Agriculture and food products from imports with import contents are surely influenced. Tofu and tempe the most people’s favorite food made of soybean from import, from its country origin have to compete with another uses such as for bio-energy or animal feeding. Scarcity of this product will surely be increasing the market price. Meanwhile, national rice production from the prediction of 3 million tons target had been achieved 2.85 million tons at the third quarter. Agricultural product like rice will be sufficiently supplied by domestic products and import will not be required. This situation will in turn reducing national expenses.
In tourism sector, it is reportedly no declining foreign tourist visits yet until the end of 2008. This might be because of holidays have been planned long time beforehand and culturally cannot easily postponed or cancelled. Tourist visits can be declining if the crisis goes worse further.

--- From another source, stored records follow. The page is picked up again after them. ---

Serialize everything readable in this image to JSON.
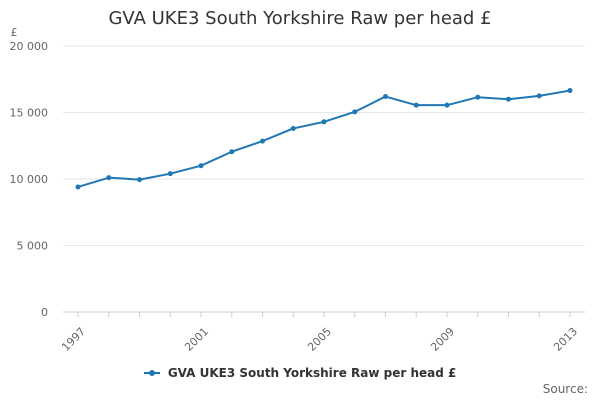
{
  "chart_data": {
    "type": "line",
    "title": "GVA UKE3 South Yorkshire Raw per head £",
    "ylabel": "£",
    "xlabel": "",
    "x": [
      1997,
      1998,
      1999,
      2000,
      2001,
      2002,
      2003,
      2004,
      2005,
      2006,
      2007,
      2008,
      2009,
      2010,
      2011,
      2012,
      2013
    ],
    "x_tick_labels": [
      "1997",
      "2001",
      "2005",
      "2009",
      "2013"
    ],
    "y_tick_values": [
      0,
      5000,
      10000,
      15000,
      20000
    ],
    "y_tick_labels": [
      "0",
      "5 000",
      "10 000",
      "15 000",
      "20 000"
    ],
    "ylim": [
      0,
      20000
    ],
    "grid": true,
    "legend_position": "bottom",
    "series": [
      {
        "name": "GVA UKE3 South Yorkshire Raw per head £",
        "color": "#1f77b4",
        "values": [
          9400,
          10100,
          9950,
          10400,
          11000,
          12050,
          12850,
          13800,
          14300,
          15050,
          16200,
          15550,
          15550,
          16150,
          16000,
          16250,
          16650
        ]
      }
    ]
  },
  "footer": {
    "source_label": "Source:"
  }
}
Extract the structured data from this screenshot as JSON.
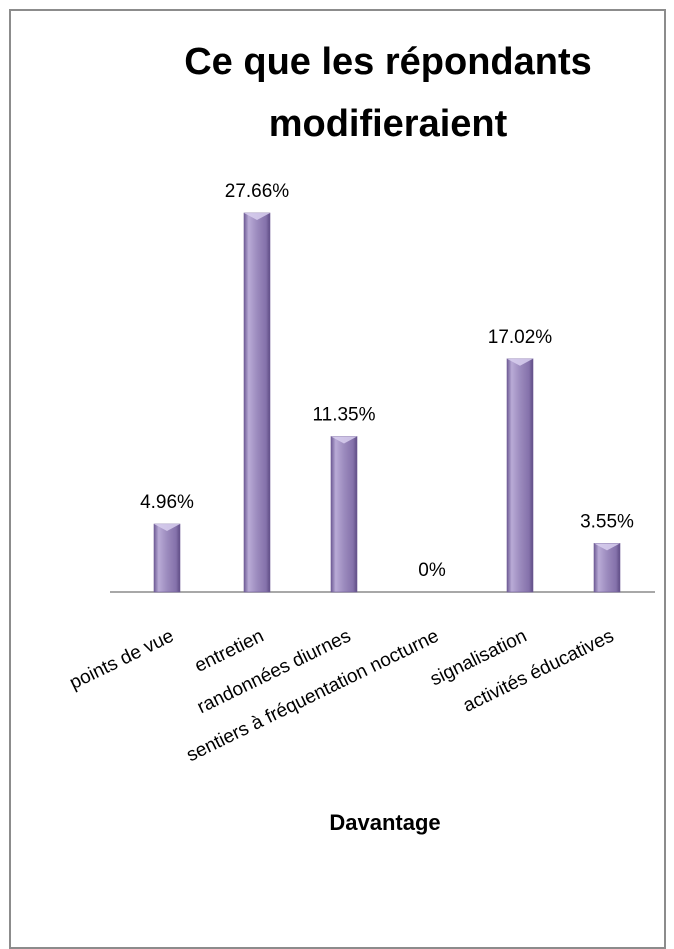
{
  "chart_data": {
    "type": "bar",
    "title_lines": [
      "Ce que les répondants",
      "modifieraient"
    ],
    "xlabel": "Davantage",
    "ylabel": "",
    "categories": [
      "points de vue",
      "entretien",
      "randonnées diurnes",
      "sentiers à fréquentation nocturne",
      "signalisation",
      "activités éducatives"
    ],
    "values": [
      4.96,
      27.66,
      11.35,
      0,
      17.02,
      3.55
    ],
    "data_labels": [
      "4.96%",
      "27.66%",
      "11.35%",
      "0%",
      "17.02%",
      "3.55%"
    ],
    "ylim": [
      0,
      30
    ],
    "grid": false,
    "legend": "none",
    "colors": {
      "bar_main": "#9c8bbe",
      "bar_light": "#c7bce0",
      "bar_dark": "#6f5c96",
      "axis": "#8c8c8c"
    }
  }
}
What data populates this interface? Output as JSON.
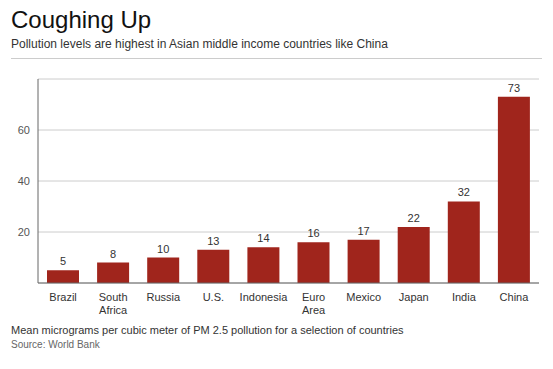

Momentum that must be maintained by the Indonesian government is to increase the domestic products for domestic markets, as Indonesia is a large market with its huge population. In this sense industrial products of Indonesia cannot be let unsold because of loosing competition with China or Vietnam products that enter the Indonesian market illegally and with very low price. Indonesian Customs as part of the Department of Finance and Department of Trade and Industry as well should look carefully into the increase of 10-15% import for oil, electronics and iron products from China.
In this global crisis, aside from appropriate trade policy, monetary policy through Central Bank decision on BI rate to respond, Indonesia should optimize national production based on the domestic resources and sell it to the domestic market. Principle of self-reliance in economy practiced by similarly large populated country like India, might be good example.